Left, Right
This work is composed of two books. The one with an arrow pointing to the right on the cover contains photographs of women and men during the period of the Republic of China government, from 1912 to 1949; the one with an arrow pointing to the left presents those taken from 1949 to 1978, since the founding of the People’s Republic of China to the reform and opening up of the country. Those portraits were selected by me from nearly 600,000 photographs and divided chronologically according to people’s clothing, makeup, and the text on the backs of the photos. The pictures with the same page number on the opposite sides are a pair. The comparison and contrast of the two books display the changes in the appearance of women and men as mapped by the different social systems and ideologies of the two periods.
Bildautor*innen: Cai Dongdong
Gestaltung: Cai Dongdong, Wang Lisa
Herausgeber*innen: Cai Dongdong
Verlag: Self-publishing
Verlag Bestell-Link: Left, Right
Laudation von Alexa Becker
Kunsthistorikerin, Fotobuchexpertin und freie Beraterin für Fotograf*innen, Heidelberg
Dem in Berlin lebenden Künstler- Fotografen Cai Dongdong ist mit Left, Right ein kleines Buch mit einer großen Wirkung gelungen. Es gehört zu jenen Werken, die man sich erst einmal erarbeiten muss.
Für dieses Projekt greift Dongdong auf ein beeindruckendes Archiv von rund 600.000 anonymen Fotografien zurück. Genaugenommen handelt es sich um Passfotos, die für offizielle Zwecke der Identifikation und Dokumentation entstanden sind.
Aus diesem Material wählt er Porträts von Frauen und Männern aus zwei historischen Epochen: Auf der linken Seite sind Aufnahmen aus der Republik China zwischen 1912 und 1949, auf der rechten jene aus der Volksrepublik China zwischen 1949 und 1978 zu sehen.
Cai Dongdong stellt Personen ähnlichen Alters, mit vergleichbarer Gesichtsform und Haltung einander gegenüber. Und doch lassen sich in Haartracht, Kleidung, Ausdruck und Haltung feine Unterschiede erkennen. Ohne digitale Manipulation oder andere Kunstgriffe entsteht ein stiller Dialog zwischen zwei Menschen aus verschiedenen Epochen, zwischen zwei politischen Systemen und gesellschaftlichen Ordnungen.
Seit Jahren beschäftigt sich Dongdongs Werk mit der Frage, wie Fotografie ideologisch geprägt wird. Left, Right zeigt, wie stark staatliche Politik Spuren im Privaten hinterlässt - und gleichzeitig, wie viel Menschliches in all diesen Bildern unverändert bleibt. Zwischen Systemwechseln und politischen Umbrüchen erkennen wir Kontinuitäten von Hoffnung, Verletzlichkeit und Würde.

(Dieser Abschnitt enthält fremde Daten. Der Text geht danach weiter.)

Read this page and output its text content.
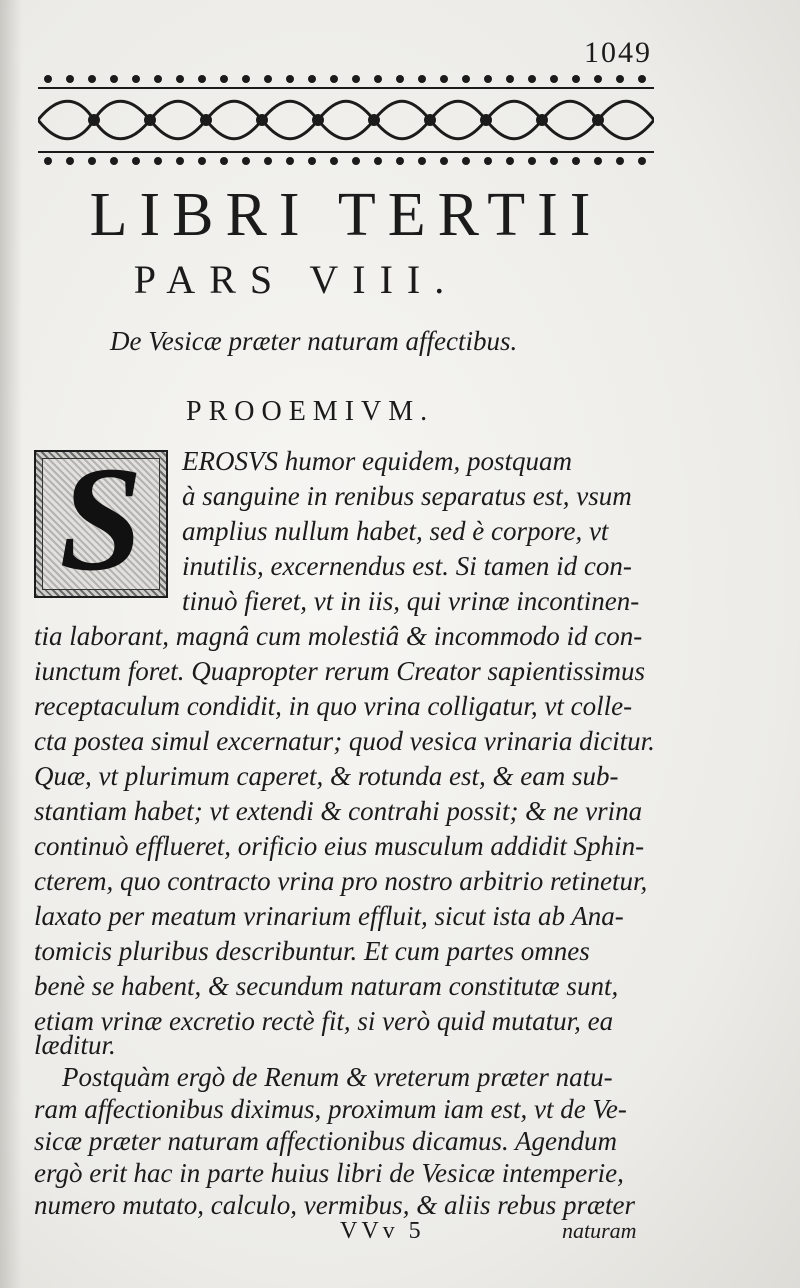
1049
LIBRI TERTII
PARS VIII.
De Vesicæ præter naturam affectibus.
PROOEMIVM.
S	EROSVS humor equidem, postquam
à sanguine in renibus separatus est, vsum
amplius nullum habet, sed è corpore, vt
inutilis, excernendus est. Si tamen id con-
tinuò fieret, vt in iis, qui vrinæ incontinen-
tia laborant, magnâ cum molestiâ & incommodo id con-
iunctum foret. Quapropter rerum Creator sapientissimus
receptaculum condidit, in quo vrina colligatur, vt colle-
cta postea simul excernatur; quod vesica vrinaria dicitur.
Quæ, vt plurimum caperet, & rotunda est, & eam sub-
stantiam habet; vt extendi & contrahi possit; & ne vrina
continuò efflueret, orificio eius musculum addidit Sphin-
cterem, quo contracto vrina pro nostro arbitrio retinetur,
laxato per meatum vrinarium effluit, sicut ista ab Ana-
tomicis pluribus describuntur. Et cum partes omnes
benè se habent, & secundum naturam constitutæ sunt,
etiam vrinæ excretio rectè fit, si verò quid mutatur, ea
læditur.
Postquàm ergò de Renum & vreterum præter natu-
ram affectionibus diximus, proximum iam est, vt de Ve-
sicæ præter naturam affectionibus dicamus. Agendum
ergò erit hac in parte huius libri de Vesicæ intemperie,
numero mutato, calculo, vermibus, & aliis rebus præter
VVv 5	naturam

Die physische Form des Buches ist dabei zentral: Left, Right ist als eine Art Zwillingsbuch gestaltet - zwei Bücher werden von einem Einband umhüllt und zusammengehalten. Um die Gegenüberstellungen der Gezeigten wirklich zu erleben, sieht man sich gezwungen, mit beiden Händen gleichzeitig zu blättern, ganz gegen unsere Gewohnheit. Dieses notwendige, synchrone Blättern zwingt uns gleichsam in eine bewusste, konzentrierte Betrachtung. Geschichte wird hier rein visuell - dialogisch erfahrbar.
Der Umschlag aus feinem, anthrazitfarbenem Leinen weckt durch seine Haptik Assoziationen mit der Kleidung der Gezeigten. Die Passfotos sind im Originalformat abgedruckt, auf dünnem, elfenbeinfarbenem Papier. Die Zartheit der Seiten lässt uns langsamer, vorsichtiger blättern - hat man doch das Gefühl, Menschen zu begegnen, die aus der Masse der Anonymität behutsam hervorgeholt wurden.
Left, Right zeigt auf prägnante Weise, wie sich gesellschaftliche und politische Veränderungen in einem standardisierten Bildtyp niederschlagen. Es ist ein konzentriertes, klug konzipiertes Buch, das unsere Wahrnehmung schärft und einen vertrauten Bildgegenstand neu öffnet.